The Supreme Court, in its historic 2008 decision District of Columbia v. Hellerfound that the Second Amendment protects the individual right to keep and bear arms. The late Justice Antonin Scalia, however, clarified that “nothing, in our view, should be taken to cast doubt” on long-standing gun restrictions, which included “conditions and qualifications relating to the commercial sale of firearms.” ‘weapons’.

“We agree and believe that laws imposing conditions and qualifications on the sale and purchase of weapons do not implicate the plain text of the Second Amendment,” wrote Federico, nominated by President Joe Biden, for himself and Senior Judge Michael R. Murphy, a Bill Clinton appointee. Therefore, they did not undertake a comprehensive historical analysis of the Founding Era regulations.







Richard FR Federico

In this screenshot from C-SPAN, Richard EN Federico testifies during his confirmation hearing before the United States Court of Appeals for the 10th Circuit on September 6, 2023.

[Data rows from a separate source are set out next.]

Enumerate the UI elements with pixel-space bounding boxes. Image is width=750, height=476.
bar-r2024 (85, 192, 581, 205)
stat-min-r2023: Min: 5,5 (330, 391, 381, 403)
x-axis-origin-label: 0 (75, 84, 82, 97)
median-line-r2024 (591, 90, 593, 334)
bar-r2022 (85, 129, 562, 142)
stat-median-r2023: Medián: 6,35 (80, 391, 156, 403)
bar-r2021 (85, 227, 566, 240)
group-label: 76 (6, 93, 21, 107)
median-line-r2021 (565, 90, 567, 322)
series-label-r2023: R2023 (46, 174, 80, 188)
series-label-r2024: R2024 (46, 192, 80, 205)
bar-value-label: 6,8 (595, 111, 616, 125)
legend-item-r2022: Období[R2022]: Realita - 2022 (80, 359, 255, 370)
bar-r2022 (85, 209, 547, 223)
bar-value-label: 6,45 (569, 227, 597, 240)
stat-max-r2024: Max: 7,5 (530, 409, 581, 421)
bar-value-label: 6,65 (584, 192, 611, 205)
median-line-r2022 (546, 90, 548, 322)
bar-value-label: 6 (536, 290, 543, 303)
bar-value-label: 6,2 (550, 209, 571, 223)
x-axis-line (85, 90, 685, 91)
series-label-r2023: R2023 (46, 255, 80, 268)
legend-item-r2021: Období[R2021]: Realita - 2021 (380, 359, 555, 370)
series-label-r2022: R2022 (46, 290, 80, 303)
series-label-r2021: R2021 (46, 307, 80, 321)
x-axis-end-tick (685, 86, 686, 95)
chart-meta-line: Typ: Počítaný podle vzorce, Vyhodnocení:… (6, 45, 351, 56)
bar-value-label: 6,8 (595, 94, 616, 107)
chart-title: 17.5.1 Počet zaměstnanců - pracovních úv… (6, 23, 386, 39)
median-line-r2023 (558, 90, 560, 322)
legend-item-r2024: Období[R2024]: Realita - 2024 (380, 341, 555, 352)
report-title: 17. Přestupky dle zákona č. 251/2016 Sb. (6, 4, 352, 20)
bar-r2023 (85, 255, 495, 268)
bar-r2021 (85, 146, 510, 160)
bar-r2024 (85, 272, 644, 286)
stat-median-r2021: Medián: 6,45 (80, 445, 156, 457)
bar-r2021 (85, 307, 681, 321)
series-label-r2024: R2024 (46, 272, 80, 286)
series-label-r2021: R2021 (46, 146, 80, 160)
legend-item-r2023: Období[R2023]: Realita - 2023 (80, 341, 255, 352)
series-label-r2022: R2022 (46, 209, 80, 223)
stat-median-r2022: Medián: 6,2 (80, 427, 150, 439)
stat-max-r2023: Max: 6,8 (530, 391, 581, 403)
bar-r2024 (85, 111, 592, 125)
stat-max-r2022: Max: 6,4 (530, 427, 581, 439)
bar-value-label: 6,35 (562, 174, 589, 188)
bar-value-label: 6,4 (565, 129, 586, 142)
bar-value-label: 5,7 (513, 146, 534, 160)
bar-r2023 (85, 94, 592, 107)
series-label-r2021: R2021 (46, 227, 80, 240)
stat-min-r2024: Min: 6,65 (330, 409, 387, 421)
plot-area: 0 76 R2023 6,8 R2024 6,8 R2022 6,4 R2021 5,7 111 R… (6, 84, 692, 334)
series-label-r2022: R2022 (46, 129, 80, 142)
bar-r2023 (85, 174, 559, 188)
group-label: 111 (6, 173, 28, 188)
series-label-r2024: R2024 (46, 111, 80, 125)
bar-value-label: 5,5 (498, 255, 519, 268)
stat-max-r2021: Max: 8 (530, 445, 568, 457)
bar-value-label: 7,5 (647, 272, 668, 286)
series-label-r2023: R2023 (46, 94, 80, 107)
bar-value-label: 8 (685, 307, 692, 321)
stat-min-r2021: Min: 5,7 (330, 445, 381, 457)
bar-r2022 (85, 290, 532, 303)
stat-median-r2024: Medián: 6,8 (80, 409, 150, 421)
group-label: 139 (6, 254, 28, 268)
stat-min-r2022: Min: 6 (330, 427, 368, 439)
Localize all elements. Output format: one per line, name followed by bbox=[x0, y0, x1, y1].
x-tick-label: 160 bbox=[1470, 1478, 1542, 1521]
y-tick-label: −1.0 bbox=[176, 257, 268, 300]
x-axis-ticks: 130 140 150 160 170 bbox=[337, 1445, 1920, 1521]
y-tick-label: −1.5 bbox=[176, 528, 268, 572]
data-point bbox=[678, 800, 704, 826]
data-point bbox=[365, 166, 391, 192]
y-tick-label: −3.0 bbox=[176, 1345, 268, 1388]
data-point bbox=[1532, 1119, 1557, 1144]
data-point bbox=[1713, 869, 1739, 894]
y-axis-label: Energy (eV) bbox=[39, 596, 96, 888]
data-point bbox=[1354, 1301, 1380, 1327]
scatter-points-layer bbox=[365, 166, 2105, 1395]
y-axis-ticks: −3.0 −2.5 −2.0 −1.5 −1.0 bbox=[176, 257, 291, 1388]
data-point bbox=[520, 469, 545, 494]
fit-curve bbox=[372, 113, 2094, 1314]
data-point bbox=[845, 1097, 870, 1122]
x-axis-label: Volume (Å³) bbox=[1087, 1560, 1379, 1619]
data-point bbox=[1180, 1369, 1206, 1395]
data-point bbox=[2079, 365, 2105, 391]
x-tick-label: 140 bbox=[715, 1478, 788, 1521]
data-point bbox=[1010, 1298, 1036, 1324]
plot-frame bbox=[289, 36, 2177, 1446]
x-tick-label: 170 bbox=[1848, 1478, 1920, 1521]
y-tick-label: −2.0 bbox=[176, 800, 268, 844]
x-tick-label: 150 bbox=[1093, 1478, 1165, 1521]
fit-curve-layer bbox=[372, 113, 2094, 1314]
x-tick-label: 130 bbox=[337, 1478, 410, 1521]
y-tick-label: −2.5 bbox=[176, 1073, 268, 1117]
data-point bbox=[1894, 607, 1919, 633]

McHugh, appointed by Barack Obama, believed that commercial arms sales were closely linked to the right to keep and bear arms. Therefore, she would have looked to history and tradition – although she thought it was acceptable to compare similar regulations back to the 20th century, based on the Supreme Court’s guidelines.

Looking at history, McHugh believed Colorado law was still constitutionally sound.

“Prior to 1900, at least twenty jurisdictions prohibited the sale of handguns and other deadly weapons to minors under the age of twenty-one,” she writes. “Moreover, eighteen of these laws went further than the Colorado law in prohibiting all acquisitions, not just purchases.”

A spokesperson for Gov. Jared Polis, who was the named defendant in the lawsuit, said the governor was happy to see “common-sense gun safety legislation” upheld by the 10th Circuit.

The case is Rocky Mountain Gun Owners et al. c.Polis.